Le couple de Drummondville qui cultive des légumes devant sa maison remporte une autre bataille. Le conseil municipal a accepté lundi soir d'autoriser la présence du potager de façade de Josée Landry et Michel Beauchamp pour cette année.

La Ville de Drummondville compte par ailleurs amorcer une réflexion sur ce type de potagers, plutôt que de les interdire comme elle comptait le faire dans le cadre d'une harmonisation des règlements municipaux. Elle veut rédiger un règlement pour encadrer les cultures en façade d'ici le mois de mars 2013.

La décision du conseil municipal ravit les principaux intéressés. « Sincèrement, je m'attendais au pire [...] C'est une longue bataille, puis je suis content de la direction qu'ils prennent parce que c'est ce pour quoi je me battais dès le début et, finalement, c'est une histoire heureuse », affirme Michel Beauchamp, qui compte déposer avec sa conjointe une pétition de 35 000 signatures en faveur de leurs plantations.

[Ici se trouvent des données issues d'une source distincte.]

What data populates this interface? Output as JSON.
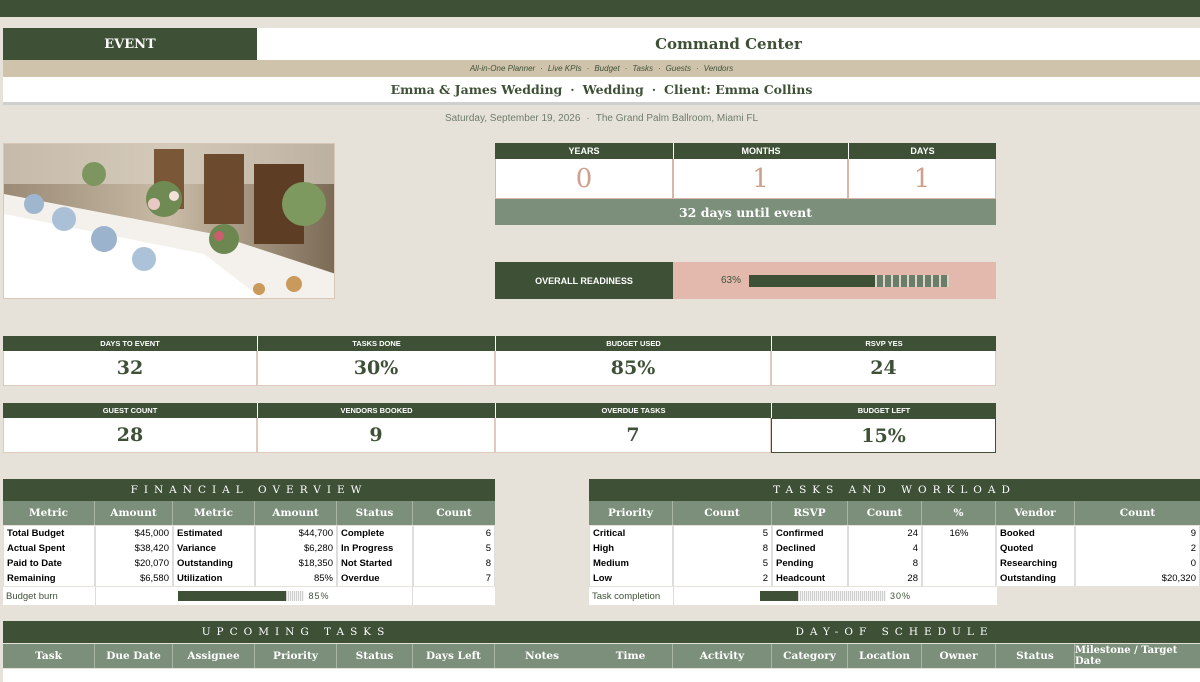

En juillet dernier, la Ville de Drummondville avait ordonné aux jardiniers de sacrifier une partie du potager qu'ils avaient aménagé au printemps devant leur résidence. Elle leur avait envoyé un avis leur demandant de remplacer les légumes par du gazon sur 30 % de la devanture sans quoi ils s'exposaient à des amendes allant de 100 à 300 $ par jour. Devant le tollé provoqué par cette décision, les autorités municipales leur avaient accordé un sursis jusqu'au 1er septembre.

L'histoire a fait le tour du monde et les encouragements sont venus de partout. L'activiste américain et fondateur de Kitchen Gardeners International, qui a déjà convaincu le président Barack Obama de créer un potager à la Maison-Blanche, avait notamment lancé une pétition internationale pour faire plier Drummondville.